An increased use of OARRS over the years has led to more “responsible prescribing” and “improved patient outcomes,” Steven Schierholt, executive director of the state board of pharmacy, said in a March news release.
The decrease in prescribing opioids is a move in the right direction, though it can be problematic for people like Nichols, said Krisanna Deppen, an addiction and family medicine physician with OhioHealth’s Grant Medical Center Downtown.
In the past, painkillers were seen as an easy, quick fix, Deppen said. It’s that kind of thinking that led to an overprescribing of them, she said.
Since the opioid epidemic began, Deppen said changes were implemented regarding how often physicians can prescribe opioids, the amounts they can prescribe and for what medical conditions and operations they can prescribe them for.
“I do think the pendulum has swung very far. .. but for good reason,” Deppen said. “There are so many people dying of overdoses today, but I think finding that balance and prescribing the right amount of opiates to the patients who need them is also important.”
The State Medical Board of Ohio takes complaints from patients about physicians who may decline to prescribe them medication they need. Under Ohio law, complaints are not public unless the board takes action.

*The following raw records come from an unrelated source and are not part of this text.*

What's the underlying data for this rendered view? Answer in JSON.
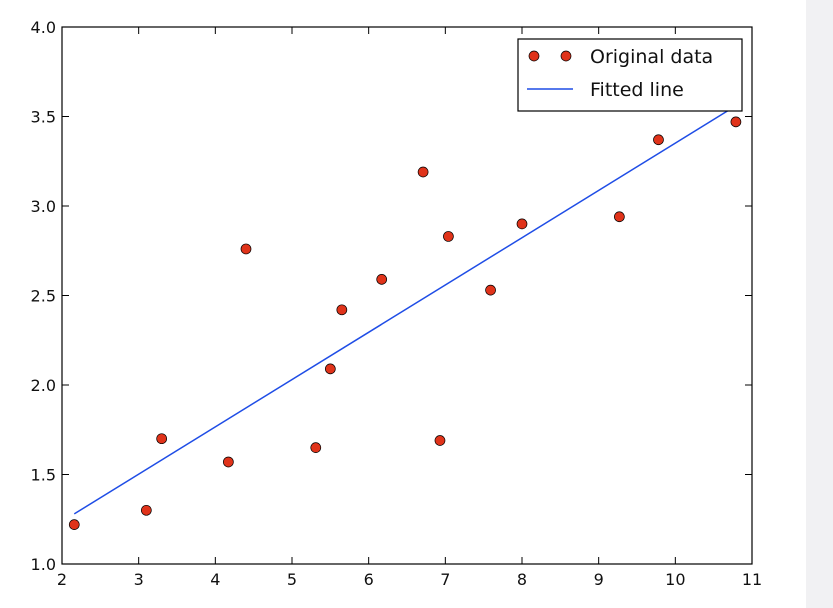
{
  "chart_data": {
    "type": "scatter",
    "title": "",
    "xlabel": "",
    "ylabel": "",
    "xlim": [
      2,
      11
    ],
    "ylim": [
      1.0,
      4.0
    ],
    "x_ticks": [
      "2",
      "3",
      "4",
      "5",
      "6",
      "7",
      "8",
      "9",
      "10",
      "11"
    ],
    "y_ticks": [
      "1.0",
      "1.5",
      "2.0",
      "2.5",
      "3.0",
      "3.5",
      "4.0"
    ],
    "grid": false,
    "legend_position": "top-right",
    "series": [
      {
        "name": "Original data",
        "kind": "points",
        "color": "#e0331a",
        "points": [
          [
            2.16,
            1.22
          ],
          [
            3.1,
            1.3
          ],
          [
            3.3,
            1.7
          ],
          [
            4.17,
            1.57
          ],
          [
            4.4,
            2.76
          ],
          [
            5.31,
            1.65
          ],
          [
            5.5,
            2.09
          ],
          [
            5.65,
            2.42
          ],
          [
            6.17,
            2.59
          ],
          [
            6.71,
            3.19
          ],
          [
            6.93,
            1.69
          ],
          [
            7.04,
            2.83
          ],
          [
            7.59,
            2.53
          ],
          [
            8.0,
            2.9
          ],
          [
            9.27,
            2.94
          ],
          [
            9.78,
            3.37
          ],
          [
            10.79,
            3.47
          ]
        ]
      },
      {
        "name": "Fitted line",
        "kind": "line",
        "color": "#1f4de6",
        "points": [
          [
            2.16,
            1.28
          ],
          [
            10.79,
            3.56
          ]
        ]
      }
    ]
  }
}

About 25% of complaints filed with the medical board last year dealt with prescribing issues, according to the board’s annual report. That’s up from 19% in fiscal year 2015.

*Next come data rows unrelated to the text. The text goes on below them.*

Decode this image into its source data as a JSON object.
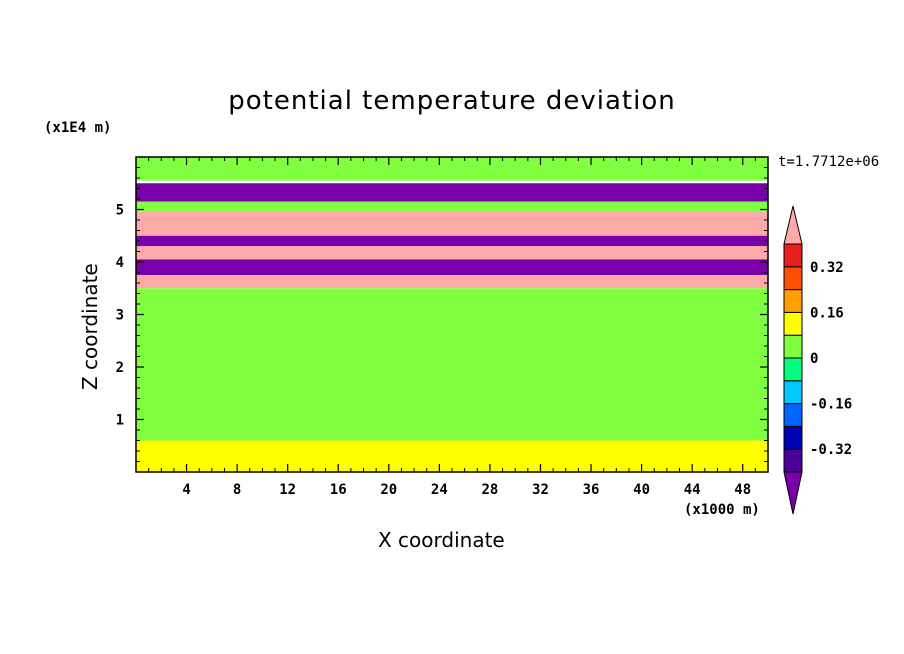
{
  "chart_data": {
    "type": "heatmap",
    "title": "potential temperature deviation",
    "xlabel": "X coordinate",
    "ylabel": "Z coordinate",
    "x_unit": "(x1000 m)",
    "y_unit": "(x1E4 m)",
    "time_label": "t=1.7712e+06",
    "xlim": [
      0,
      50
    ],
    "ylim": [
      0,
      6
    ],
    "x_ticks": [
      "4",
      "8",
      "12",
      "16",
      "20",
      "24",
      "28",
      "32",
      "36",
      "40",
      "44",
      "48"
    ],
    "y_ticks": [
      "1",
      "2",
      "3",
      "4",
      "5"
    ],
    "colorbar": {
      "levels": [
        -0.48,
        -0.4,
        -0.32,
        -0.24,
        -0.16,
        -0.08,
        0,
        0.08,
        0.16,
        0.24,
        0.32,
        0.4
      ],
      "labels": [
        "0.32",
        "0.16",
        "0",
        "-0.16",
        "-0.32"
      ],
      "colors": [
        "#7a00aa",
        "#4b0099",
        "#0000b4",
        "#0064ff",
        "#00c8ff",
        "#00ff80",
        "#80ff40",
        "#ffff00",
        "#ffa000",
        "#ff5000",
        "#e61e1e",
        "#ffaaaa"
      ]
    },
    "bands": [
      {
        "y0": 5.55,
        "y1": 6.0,
        "value": 0.04
      },
      {
        "y0": 5.15,
        "y1": 5.5,
        "value": -0.5
      },
      {
        "y0": 4.95,
        "y1": 5.15,
        "value": 0.02
      },
      {
        "y0": 4.5,
        "y1": 4.95,
        "value": 0.45
      },
      {
        "y0": 4.3,
        "y1": 4.5,
        "value": -0.5
      },
      {
        "y0": 4.05,
        "y1": 4.3,
        "value": 0.45
      },
      {
        "y0": 3.75,
        "y1": 4.05,
        "value": -0.5
      },
      {
        "y0": 3.5,
        "y1": 3.75,
        "value": 0.45
      },
      {
        "y0": 0.6,
        "y1": 3.5,
        "value": 0.04
      },
      {
        "y0": 0.0,
        "y1": 0.6,
        "value": 0.12
      }
    ]
  }
}
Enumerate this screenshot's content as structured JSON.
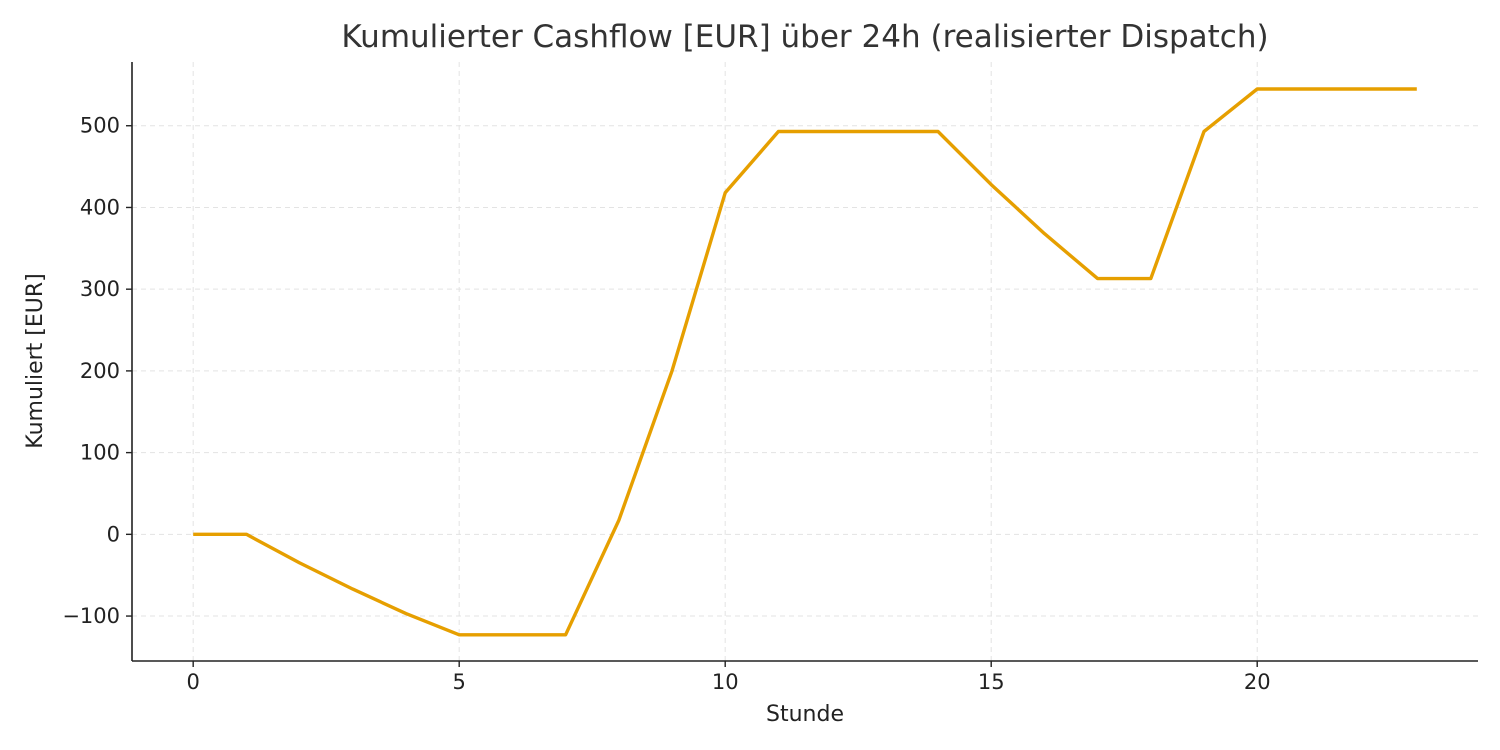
{
  "chart_data": {
    "type": "line",
    "title": "Kumulierter Cashflow [EUR] über 24h (realisierter Dispatch)",
    "xlabel": "Stunde",
    "ylabel": "Kumuliert [EUR]",
    "xlim": [
      -1.15,
      24.15
    ],
    "ylim": [
      -155,
      578
    ],
    "x_ticks": [
      0,
      5,
      10,
      15,
      20
    ],
    "x_tick_labels": [
      "0",
      "5",
      "10",
      "15",
      "20"
    ],
    "y_ticks": [
      -100,
      0,
      100,
      200,
      300,
      400,
      500
    ],
    "y_tick_labels": [
      "−100",
      "0",
      "100",
      "200",
      "300",
      "400",
      "500"
    ],
    "grid": true,
    "legend": "none",
    "series": [
      {
        "color": "#e69f00",
        "x": [
          0,
          1,
          2,
          3,
          4,
          5,
          6,
          7,
          8,
          9,
          10,
          11,
          12,
          13,
          14,
          15,
          16,
          17,
          18,
          19,
          20,
          21,
          22,
          23
        ],
        "values": [
          0,
          0,
          -35,
          -67,
          -97,
          -123,
          -123,
          -123,
          17,
          200,
          418,
          493,
          493,
          493,
          493,
          428,
          368,
          313,
          313,
          493,
          545,
          545,
          545,
          545
        ]
      }
    ]
  }
}
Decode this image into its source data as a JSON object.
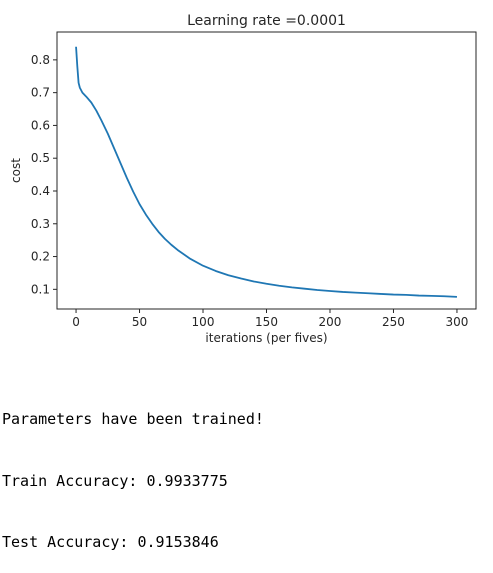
{
  "chart_data": {
    "type": "line",
    "title": "Learning rate =0.0001",
    "xlabel": "iterations (per fives)",
    "ylabel": "cost",
    "xlim": [
      -15,
      315
    ],
    "ylim": [
      0.04,
      0.885
    ],
    "xticks": [
      0,
      50,
      100,
      150,
      200,
      250,
      300
    ],
    "yticks": [
      0.1,
      0.2,
      0.3,
      0.4,
      0.5,
      0.6,
      0.7,
      0.8
    ],
    "ytick_labels": [
      "0.1",
      "0.2",
      "0.3",
      "0.4",
      "0.5",
      "0.6",
      "0.7",
      "0.8"
    ],
    "grid": false,
    "color": "#1f77b4",
    "series": [
      {
        "x": [
          0,
          1,
          2,
          3,
          5,
          8,
          12,
          16,
          20,
          25,
          30,
          35,
          40,
          45,
          50,
          55,
          60,
          65,
          70,
          75,
          80,
          90,
          100,
          110,
          120,
          130,
          140,
          150,
          160,
          170,
          180,
          190,
          200,
          210,
          220,
          230,
          240,
          250,
          260,
          270,
          280,
          290,
          300
        ],
        "y": [
          0.84,
          0.78,
          0.73,
          0.715,
          0.7,
          0.688,
          0.67,
          0.645,
          0.615,
          0.575,
          0.53,
          0.485,
          0.44,
          0.398,
          0.36,
          0.328,
          0.3,
          0.275,
          0.254,
          0.236,
          0.22,
          0.193,
          0.172,
          0.156,
          0.143,
          0.133,
          0.124,
          0.117,
          0.111,
          0.106,
          0.102,
          0.098,
          0.095,
          0.092,
          0.09,
          0.088,
          0.086,
          0.084,
          0.083,
          0.081,
          0.08,
          0.079,
          0.077
        ]
      }
    ]
  },
  "output": {
    "line1": "Parameters have been trained!",
    "line2": "Train Accuracy: 0.9933775",
    "line3": "Test Accuracy: 0.9153846"
  }
}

“It’s not uncommon to see complaints about that,” board spokeswoman Tessie Pollock said. “Our intention is never to restrict access for the patients who need them.”
Complaints can be filed with the medical board online or by calling 1-833-333-7626.

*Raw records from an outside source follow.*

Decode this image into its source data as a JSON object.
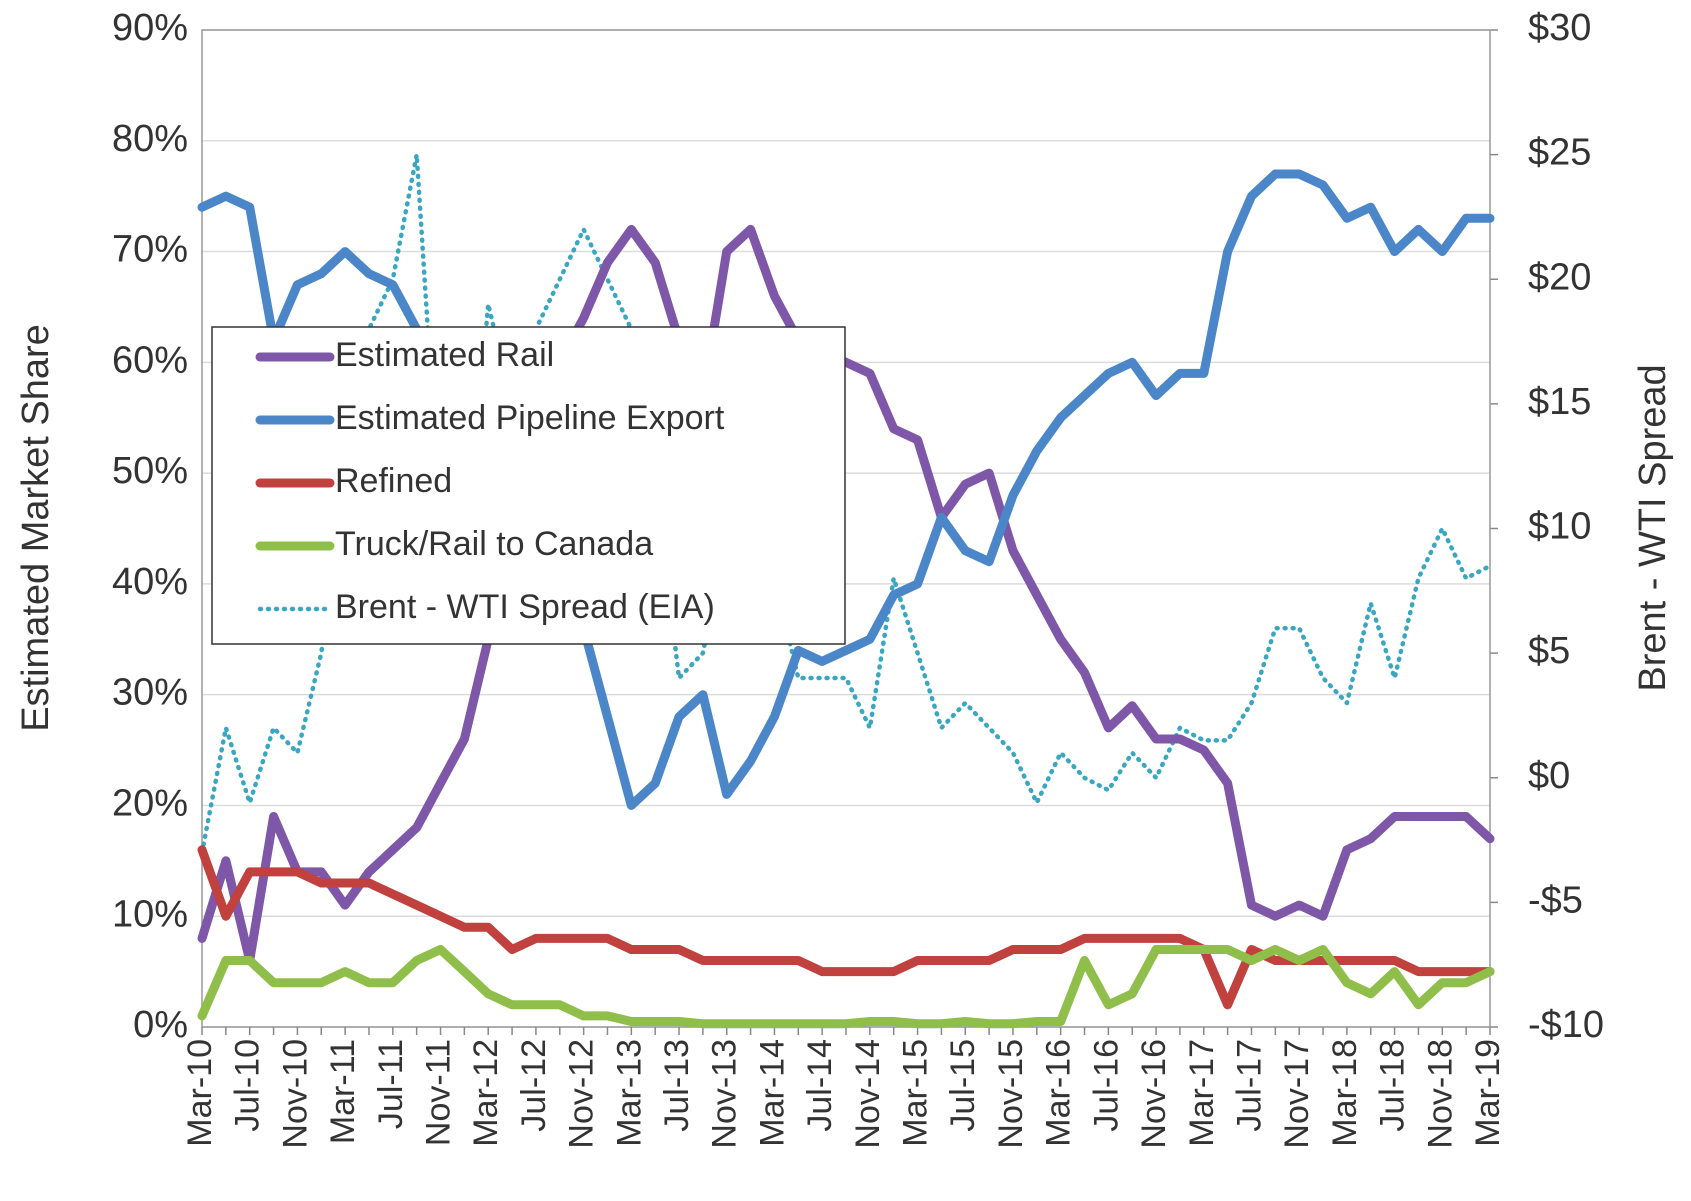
{
  "chart_data": {
    "type": "line",
    "ylabel": "Estimated Market Share",
    "y2label": "Brent - WTI Spread",
    "categories": [
      "Mar-10",
      null,
      "Jul-10",
      null,
      "Nov-10",
      null,
      "Mar-11",
      null,
      "Jul-11",
      null,
      "Nov-11",
      null,
      "Mar-12",
      null,
      "Jul-12",
      null,
      "Nov-12",
      null,
      "Mar-13",
      null,
      "Jul-13",
      null,
      "Nov-13",
      null,
      "Mar-14",
      null,
      "Jul-14",
      null,
      "Nov-14",
      null,
      "Mar-15",
      null,
      "Jul-15",
      null,
      "Nov-15",
      null,
      "Mar-16",
      null,
      "Jul-16",
      null,
      "Nov-16",
      null,
      "Mar-17",
      null,
      "Jul-17",
      null,
      "Nov-17",
      null,
      "Mar-18",
      null,
      "Jul-18",
      null,
      "Nov-18",
      null,
      "Mar-19"
    ],
    "series": [
      {
        "name": "Estimated Rail",
        "color": "#7e57a8",
        "values": [
          8,
          15,
          6,
          19,
          14,
          14,
          11,
          14,
          16,
          18,
          22,
          26,
          35,
          45,
          52,
          60,
          64,
          69,
          72,
          69,
          62,
          57,
          70,
          72,
          66,
          62,
          61,
          60,
          59,
          54,
          53,
          46,
          49,
          50,
          43,
          39,
          35,
          32,
          27,
          29,
          26,
          26,
          25,
          22,
          11,
          10,
          11,
          10,
          16,
          17,
          19,
          19,
          19,
          19,
          17
        ]
      },
      {
        "name": "Estimated Pipeline Export",
        "color": "#4a86c8",
        "values": [
          74,
          75,
          74,
          62,
          67,
          68,
          70,
          68,
          67,
          63,
          58,
          55,
          52,
          50,
          45,
          40,
          36,
          28,
          20,
          22,
          28,
          30,
          21,
          24,
          28,
          34,
          33,
          34,
          35,
          39,
          40,
          46,
          43,
          42,
          48,
          52,
          55,
          57,
          59,
          60,
          57,
          59,
          59,
          70,
          75,
          77,
          77,
          76,
          73,
          74,
          70,
          72,
          70,
          73,
          73
        ]
      },
      {
        "name": "Refined",
        "color": "#c0413e",
        "values": [
          16,
          10,
          14,
          14,
          14,
          13,
          13,
          13,
          12,
          11,
          10,
          9,
          9,
          7,
          8,
          8,
          8,
          8,
          7,
          7,
          7,
          6,
          6,
          6,
          6,
          6,
          5,
          5,
          5,
          5,
          6,
          6,
          6,
          6,
          7,
          7,
          7,
          8,
          8,
          8,
          8,
          8,
          7,
          2,
          7,
          6,
          6,
          6,
          6,
          6,
          6,
          5,
          5,
          5,
          5
        ]
      },
      {
        "name": "Truck/Rail to Canada",
        "color": "#8fbf4a",
        "values": [
          1,
          6,
          6,
          4,
          4,
          4,
          5,
          4,
          4,
          6,
          7,
          5,
          3,
          2,
          2,
          2,
          1,
          1,
          0.5,
          0.5,
          0.5,
          0.3,
          0.3,
          0.3,
          0.3,
          0.3,
          0.3,
          0.3,
          0.5,
          0.5,
          0.3,
          0.3,
          0.5,
          0.3,
          0.3,
          0.5,
          0.5,
          6,
          2,
          3,
          7,
          7,
          7,
          7,
          6,
          7,
          6,
          7,
          4,
          3,
          5,
          2,
          4,
          4,
          5
        ]
      },
      {
        "name": "Brent - WTI Spread (EIA)",
        "color": "#3aa7c0",
        "axis": "y2",
        "dashed": true,
        "values": [
          -3,
          2,
          -1,
          2,
          1,
          5,
          13,
          18,
          20,
          25,
          10,
          8,
          19,
          15,
          18,
          20,
          22,
          20,
          18,
          12,
          4,
          5,
          10,
          12,
          8,
          4,
          4,
          4,
          2,
          8,
          5,
          2,
          3,
          2,
          1,
          -1,
          1,
          0,
          -0.5,
          1,
          0,
          2,
          1.5,
          1.5,
          3,
          6,
          6,
          4,
          3,
          7,
          4,
          8,
          10,
          8,
          8.5
        ]
      }
    ],
    "ylim": [
      0,
      90
    ],
    "yticks": [
      {
        "value": 0,
        "label": "0%"
      },
      {
        "value": 10,
        "label": "10%"
      },
      {
        "value": 20,
        "label": "20%"
      },
      {
        "value": 30,
        "label": "30%"
      },
      {
        "value": 40,
        "label": "40%"
      },
      {
        "value": 50,
        "label": "50%"
      },
      {
        "value": 60,
        "label": "60%"
      },
      {
        "value": 70,
        "label": "70%"
      },
      {
        "value": 80,
        "label": "80%"
      },
      {
        "value": 90,
        "label": "90%"
      }
    ],
    "y2lim": [
      -10,
      30
    ],
    "y2ticks": [
      {
        "value": -10,
        "label": "-$10"
      },
      {
        "value": -5,
        "label": "-$5"
      },
      {
        "value": 0,
        "label": "$0"
      },
      {
        "value": 5,
        "label": "$5"
      },
      {
        "value": 10,
        "label": "$10"
      },
      {
        "value": 15,
        "label": "$15"
      },
      {
        "value": 20,
        "label": "$20"
      },
      {
        "value": 25,
        "label": "$25"
      },
      {
        "value": 30,
        "label": "$30"
      }
    ],
    "grid": true,
    "legend": "upper left"
  }
}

Despite guidance from the medical board and other agencies, some physicians and pharmacists fear they could be flagged by the state or the Drug Enforcement Agency for prescribing opiates, said Ernest Boyd, executive director of the Ohio Pharmacists Association.
Patients with chronic pain should find a pharmacist and a doctor who are willing to work together to manage their medicine, Boyd said. If they don’t, Boyd said those patients may be out of luck unless regulations change.
“There needed to be an adjustment and maybe it did go overboard a bit,” Boyd said. “I feel bad for the people in chronic pain because they’re going to be the guinea pigs for how we get it back to the middle.”
For Nichols, finding a middle ground can’t come soon enough.
Nichols said he developed a dependency on hydrocodone and had to ween himself off the drug as it became more difficult to get. While Nichols knows it’s that kind of dependency that worries doctors, he said nothing else has worked as well.
Regardless of whether a balance is ever struck, Nichols doubts he’ll ever be able to get a monthlong hydrocodone prescription again.
“It’s at least not going to happen anytime soon,” he said. “If somebody were to give me a seven-day supply today, it would probably last me for three months … but I probably can’t even get that.”